If left undisturbed, roots from shrubs and trees will completely fill a pipe with multiple hair-like root masses at each point of entry. These root masses quickly become clogged with toilet tissue, grease and other debris flowing from your home to the main sewer, resulting in reduced flow, slow running drains and in most cases a complete blockage. Once roots have entered the pipe, they continue to grow and expand, exerting considerable pressure at the crack or joint. This increased pressure often breaks the pipe and may result in total collapse, which requires repair or replacement. Some pipe materials are more susceptible to root intrusion than others. Clay tile pipe is easily penetrated and damaged by tree roots. Concrete pipe and PVC pipe may also allow root intrusion, but to a lesser extent than clay pipe. PVC pipe usually has fewer joints and the tightly fitted joints are less likely to leak as a result of settlement around the pipe. Allow Benjamin Franklin Plumbing to use state-of-the-art inline drain cameras to view and record your drain problems with roots.
10. What is the recommendation for replacing a toilet in my home?

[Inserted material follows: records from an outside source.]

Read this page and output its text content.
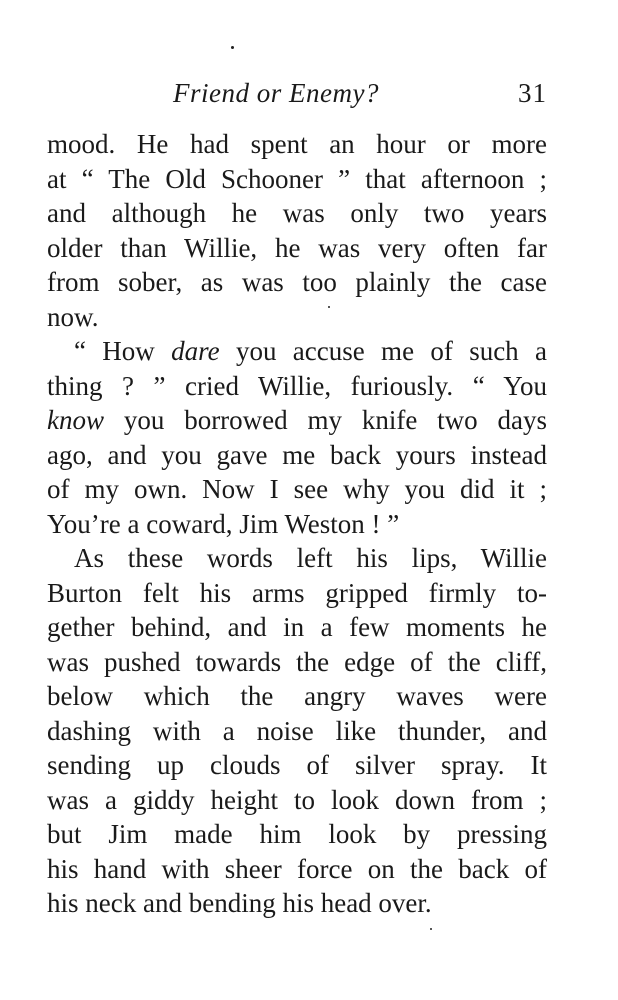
Friend or Enemy?	31
mood. He had spent an hour or more
at “ The Old Schooner ” that afternoon ;
and although he was only two years
older than Willie, he was very often far
from sober, as was too plainly the case
now.
“ How dare you accuse me of such a
thing ? ” cried Willie, furiously. “ You
know you borrowed my knife two days
ago, and you gave me back yours instead
of my own. Now I see why you did it ;
You’re a coward, Jim Weston ! ”
As these words left his lips, Willie
Burton felt his arms gripped firmly to-
gether behind, and in a few moments he
was pushed towards the edge of the cliff,
below which the angry waves were
dashing with a noise like thunder, and
sending up clouds of silver spray. It
was a giddy height to look down from ;
but Jim made him look by pressing
his hand with sheer force on the back of
his neck and bending his head over.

When considering any new fixture for your home, we recommend that you choose a fixture made by one of the major manufacturers. If cracks or fissures are present in the tank or bowl, this can impede the operation of the fixture. Poor mounting and deteriorating rings and seals can affect the operation as well. Keep in mind that many of the new toilets conform to new government standards that require they use no more than 1.6 gallons per flush. If you are replacing an older model, this may take getting used to.